Methods: After obtaining informed consent, sparse remnant blood samples from routine blood analyses were analyzed if drawn within 8 hour after the last oral sildenafil administration using a validated LC/MS/MS assay. In addition, patient characteristics, diagnoses, and current co-medication were extracted from the medical records to screen for drug interactions (especially mediated via CYP3A). Obtained plasma concentrations were compared with those of traditional studies in children using serial sampling.

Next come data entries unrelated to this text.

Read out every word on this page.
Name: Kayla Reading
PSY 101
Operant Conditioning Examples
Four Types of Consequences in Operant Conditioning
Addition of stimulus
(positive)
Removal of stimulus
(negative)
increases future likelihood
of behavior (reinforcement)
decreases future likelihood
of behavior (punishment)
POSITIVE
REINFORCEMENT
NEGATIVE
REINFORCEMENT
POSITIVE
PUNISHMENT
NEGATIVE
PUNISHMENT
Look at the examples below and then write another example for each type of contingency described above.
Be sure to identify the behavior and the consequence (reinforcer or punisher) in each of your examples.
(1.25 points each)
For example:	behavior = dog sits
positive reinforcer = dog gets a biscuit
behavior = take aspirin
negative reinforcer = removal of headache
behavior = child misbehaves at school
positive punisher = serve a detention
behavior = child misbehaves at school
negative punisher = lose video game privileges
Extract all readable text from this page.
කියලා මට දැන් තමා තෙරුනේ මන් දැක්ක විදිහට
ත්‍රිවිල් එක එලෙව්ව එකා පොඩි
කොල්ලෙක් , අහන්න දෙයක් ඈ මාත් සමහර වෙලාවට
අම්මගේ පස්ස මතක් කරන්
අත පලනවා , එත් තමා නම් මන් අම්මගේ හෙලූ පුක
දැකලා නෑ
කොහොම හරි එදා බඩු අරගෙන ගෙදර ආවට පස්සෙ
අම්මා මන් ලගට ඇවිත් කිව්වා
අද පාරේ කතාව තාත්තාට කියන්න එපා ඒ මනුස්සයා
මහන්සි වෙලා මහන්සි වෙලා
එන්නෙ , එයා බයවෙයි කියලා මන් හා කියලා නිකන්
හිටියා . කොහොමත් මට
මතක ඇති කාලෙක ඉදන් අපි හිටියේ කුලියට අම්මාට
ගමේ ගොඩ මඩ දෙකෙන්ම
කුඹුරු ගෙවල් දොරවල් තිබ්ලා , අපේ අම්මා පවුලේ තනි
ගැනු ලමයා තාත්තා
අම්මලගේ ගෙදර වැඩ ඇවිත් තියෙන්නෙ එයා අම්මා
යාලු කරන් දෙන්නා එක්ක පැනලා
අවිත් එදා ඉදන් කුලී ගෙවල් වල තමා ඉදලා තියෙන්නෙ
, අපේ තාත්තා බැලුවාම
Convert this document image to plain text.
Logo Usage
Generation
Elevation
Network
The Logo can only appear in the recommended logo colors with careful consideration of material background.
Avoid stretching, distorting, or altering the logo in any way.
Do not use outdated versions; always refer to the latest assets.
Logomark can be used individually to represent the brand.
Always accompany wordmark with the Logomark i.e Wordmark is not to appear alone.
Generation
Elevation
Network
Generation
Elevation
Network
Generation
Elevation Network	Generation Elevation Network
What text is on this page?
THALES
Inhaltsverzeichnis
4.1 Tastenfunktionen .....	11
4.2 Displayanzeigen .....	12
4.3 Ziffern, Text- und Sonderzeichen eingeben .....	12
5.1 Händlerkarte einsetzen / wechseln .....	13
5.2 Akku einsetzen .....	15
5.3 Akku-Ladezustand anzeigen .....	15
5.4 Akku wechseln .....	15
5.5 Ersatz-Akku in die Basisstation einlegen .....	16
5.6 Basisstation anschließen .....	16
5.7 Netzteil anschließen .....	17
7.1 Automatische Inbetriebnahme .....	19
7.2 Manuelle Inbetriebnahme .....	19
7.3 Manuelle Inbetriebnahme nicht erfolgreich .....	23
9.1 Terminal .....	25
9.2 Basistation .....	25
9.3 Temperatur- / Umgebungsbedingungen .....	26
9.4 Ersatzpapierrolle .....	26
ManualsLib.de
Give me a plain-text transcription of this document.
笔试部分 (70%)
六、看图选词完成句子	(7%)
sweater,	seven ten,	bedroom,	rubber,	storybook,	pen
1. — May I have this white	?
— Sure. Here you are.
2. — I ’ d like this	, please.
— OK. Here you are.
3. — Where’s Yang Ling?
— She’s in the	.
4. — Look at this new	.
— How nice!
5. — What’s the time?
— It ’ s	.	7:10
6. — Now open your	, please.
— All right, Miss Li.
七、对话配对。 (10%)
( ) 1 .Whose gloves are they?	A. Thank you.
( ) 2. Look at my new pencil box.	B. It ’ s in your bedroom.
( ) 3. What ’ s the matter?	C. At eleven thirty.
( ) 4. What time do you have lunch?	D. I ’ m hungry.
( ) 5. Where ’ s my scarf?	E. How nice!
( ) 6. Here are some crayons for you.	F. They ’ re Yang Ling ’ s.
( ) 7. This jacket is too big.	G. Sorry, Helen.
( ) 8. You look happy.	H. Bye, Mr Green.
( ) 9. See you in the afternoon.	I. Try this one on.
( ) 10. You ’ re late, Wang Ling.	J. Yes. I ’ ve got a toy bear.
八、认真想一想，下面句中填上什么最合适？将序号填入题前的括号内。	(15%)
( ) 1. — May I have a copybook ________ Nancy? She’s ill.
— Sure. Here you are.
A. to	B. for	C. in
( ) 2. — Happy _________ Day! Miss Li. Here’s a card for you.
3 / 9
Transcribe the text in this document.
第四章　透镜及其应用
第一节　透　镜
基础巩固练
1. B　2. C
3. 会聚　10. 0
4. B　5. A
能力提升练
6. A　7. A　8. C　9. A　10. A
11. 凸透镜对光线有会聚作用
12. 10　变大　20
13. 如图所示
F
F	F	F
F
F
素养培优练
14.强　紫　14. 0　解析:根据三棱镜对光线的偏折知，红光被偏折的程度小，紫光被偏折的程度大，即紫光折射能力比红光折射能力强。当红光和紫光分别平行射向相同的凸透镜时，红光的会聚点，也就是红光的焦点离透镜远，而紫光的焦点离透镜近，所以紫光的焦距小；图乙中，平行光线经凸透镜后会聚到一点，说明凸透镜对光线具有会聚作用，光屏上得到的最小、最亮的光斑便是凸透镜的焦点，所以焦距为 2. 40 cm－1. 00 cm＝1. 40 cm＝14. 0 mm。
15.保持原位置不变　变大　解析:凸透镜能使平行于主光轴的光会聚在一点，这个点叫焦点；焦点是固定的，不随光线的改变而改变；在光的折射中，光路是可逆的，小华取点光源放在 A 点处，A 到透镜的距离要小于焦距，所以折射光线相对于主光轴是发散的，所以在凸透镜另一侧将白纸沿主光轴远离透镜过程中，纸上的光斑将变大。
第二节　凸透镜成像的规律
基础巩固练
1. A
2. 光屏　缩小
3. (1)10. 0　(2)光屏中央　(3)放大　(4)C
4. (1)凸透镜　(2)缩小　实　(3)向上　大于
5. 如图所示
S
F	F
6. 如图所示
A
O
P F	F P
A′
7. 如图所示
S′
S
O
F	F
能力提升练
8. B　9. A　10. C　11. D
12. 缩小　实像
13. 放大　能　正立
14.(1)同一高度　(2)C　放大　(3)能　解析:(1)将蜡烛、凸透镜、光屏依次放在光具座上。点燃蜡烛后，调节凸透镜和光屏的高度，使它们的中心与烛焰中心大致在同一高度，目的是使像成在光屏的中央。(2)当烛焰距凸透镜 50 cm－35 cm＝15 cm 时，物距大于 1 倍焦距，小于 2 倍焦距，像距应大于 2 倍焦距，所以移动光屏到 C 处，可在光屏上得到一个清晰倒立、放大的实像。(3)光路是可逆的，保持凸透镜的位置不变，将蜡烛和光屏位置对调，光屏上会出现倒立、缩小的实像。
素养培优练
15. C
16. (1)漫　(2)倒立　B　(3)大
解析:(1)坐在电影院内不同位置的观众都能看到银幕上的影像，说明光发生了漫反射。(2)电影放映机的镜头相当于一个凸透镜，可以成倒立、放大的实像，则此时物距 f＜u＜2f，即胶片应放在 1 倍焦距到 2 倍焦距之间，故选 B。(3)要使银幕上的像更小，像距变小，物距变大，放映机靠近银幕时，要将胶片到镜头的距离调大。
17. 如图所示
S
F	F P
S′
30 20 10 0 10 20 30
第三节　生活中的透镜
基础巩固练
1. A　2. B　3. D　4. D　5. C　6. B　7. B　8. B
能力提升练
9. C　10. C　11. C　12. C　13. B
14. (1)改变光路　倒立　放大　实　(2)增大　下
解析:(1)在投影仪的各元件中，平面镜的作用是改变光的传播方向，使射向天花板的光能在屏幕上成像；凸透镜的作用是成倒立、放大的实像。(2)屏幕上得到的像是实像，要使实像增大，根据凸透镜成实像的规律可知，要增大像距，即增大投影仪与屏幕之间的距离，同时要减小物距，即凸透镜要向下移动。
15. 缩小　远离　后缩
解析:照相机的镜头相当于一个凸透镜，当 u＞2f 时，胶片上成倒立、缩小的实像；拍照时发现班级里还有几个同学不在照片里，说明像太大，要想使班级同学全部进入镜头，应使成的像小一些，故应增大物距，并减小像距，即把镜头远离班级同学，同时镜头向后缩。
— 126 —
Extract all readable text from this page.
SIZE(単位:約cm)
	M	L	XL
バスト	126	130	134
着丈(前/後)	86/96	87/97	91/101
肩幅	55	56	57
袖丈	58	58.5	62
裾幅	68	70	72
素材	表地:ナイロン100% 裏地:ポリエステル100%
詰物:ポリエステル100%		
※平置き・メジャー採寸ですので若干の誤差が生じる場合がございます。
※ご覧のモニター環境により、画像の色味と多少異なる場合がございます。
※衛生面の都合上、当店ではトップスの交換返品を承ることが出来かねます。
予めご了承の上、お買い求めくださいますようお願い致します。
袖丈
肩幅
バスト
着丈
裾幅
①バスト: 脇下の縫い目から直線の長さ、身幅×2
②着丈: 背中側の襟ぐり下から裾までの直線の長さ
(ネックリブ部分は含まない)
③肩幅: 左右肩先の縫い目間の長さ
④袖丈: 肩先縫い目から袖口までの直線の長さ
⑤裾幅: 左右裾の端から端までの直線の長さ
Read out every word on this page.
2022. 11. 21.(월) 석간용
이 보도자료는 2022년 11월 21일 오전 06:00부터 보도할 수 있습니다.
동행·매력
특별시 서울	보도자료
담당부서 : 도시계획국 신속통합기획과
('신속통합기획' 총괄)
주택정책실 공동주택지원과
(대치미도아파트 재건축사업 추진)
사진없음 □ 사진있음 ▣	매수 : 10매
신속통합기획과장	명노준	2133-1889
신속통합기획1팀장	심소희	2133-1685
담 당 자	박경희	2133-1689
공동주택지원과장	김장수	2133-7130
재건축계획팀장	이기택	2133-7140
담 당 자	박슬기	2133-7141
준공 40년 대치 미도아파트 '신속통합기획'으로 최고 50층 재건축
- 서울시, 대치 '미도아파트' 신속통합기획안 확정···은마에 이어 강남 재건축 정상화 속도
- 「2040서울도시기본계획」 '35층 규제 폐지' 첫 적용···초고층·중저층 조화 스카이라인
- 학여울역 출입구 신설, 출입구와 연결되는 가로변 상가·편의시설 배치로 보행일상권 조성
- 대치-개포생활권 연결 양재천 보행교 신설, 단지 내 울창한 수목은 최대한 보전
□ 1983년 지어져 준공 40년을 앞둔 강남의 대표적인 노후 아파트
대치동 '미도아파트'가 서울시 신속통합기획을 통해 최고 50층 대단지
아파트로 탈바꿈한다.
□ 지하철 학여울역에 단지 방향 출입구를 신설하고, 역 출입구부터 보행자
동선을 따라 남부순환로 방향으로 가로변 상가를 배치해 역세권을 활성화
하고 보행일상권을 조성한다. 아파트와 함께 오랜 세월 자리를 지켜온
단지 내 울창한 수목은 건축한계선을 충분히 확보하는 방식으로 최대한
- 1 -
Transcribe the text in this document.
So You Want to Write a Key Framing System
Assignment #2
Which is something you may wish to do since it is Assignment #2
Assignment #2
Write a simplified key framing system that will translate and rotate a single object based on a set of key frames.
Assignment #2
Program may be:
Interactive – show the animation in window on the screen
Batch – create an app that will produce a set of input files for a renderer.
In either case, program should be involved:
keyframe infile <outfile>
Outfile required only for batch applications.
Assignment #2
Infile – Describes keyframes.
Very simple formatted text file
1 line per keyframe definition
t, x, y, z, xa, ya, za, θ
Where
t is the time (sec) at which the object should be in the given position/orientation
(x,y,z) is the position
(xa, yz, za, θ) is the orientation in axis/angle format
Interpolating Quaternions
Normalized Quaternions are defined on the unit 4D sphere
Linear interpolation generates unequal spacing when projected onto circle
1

Results: Fifteen patients (8 males) with a median age of 0.9 years (range: 0.3–9.5), median weight of 7.05 kg (4.01–26.7) were included. Twelve patients had pulmonary hypertension associated with congenital heart disease and one had idiopathic PAH. Mean pulmonary artery pressure was 31 ± 21 mm Hg during therapy. Monotherapy was administered to 13 of patients, one also received bosentan. 5 patients were treated with the CYP3A inductor phenobarbital initiated 1–6 days before the first sample was collected. Five patients were Rosenthal class B and 10 were class C. In total, 112 blood samples were collected (3–16 samples per patient). Maximum sildenafil concentration ranged from 1.66 to 374 ng/mL (median Cmax 61.5 ng/mL), time of maximum plasma concentration (Tmax) ranged from 0.15 to 7.36 hour after dosing (median 2 hour). Mean administered dose was 0.77 ± 0.22 mg/kg (0.49–1.07 mg/kg) three or four times a day. Cmax normalized to dose was 30.9 ± 41.9 ng/mL/mg.

Conclusion: The mean sildenafil dose matches the recommended dose range of 0.5 to 2.0 mg/kg. Plasma concentrations using remnant samples were comparable to those of previously conducted pediatric studies, indicating rapid elimination in children. Phenobarbital did not induce sildenafil metabolism by CYP3A during short-term use. Sildenafil plasma concentrations showed substantial inter-patient variability; the correlation between plasma and effect site concentrations and the predictive value of plasma concentration measurements, however, still have to be investigated in children.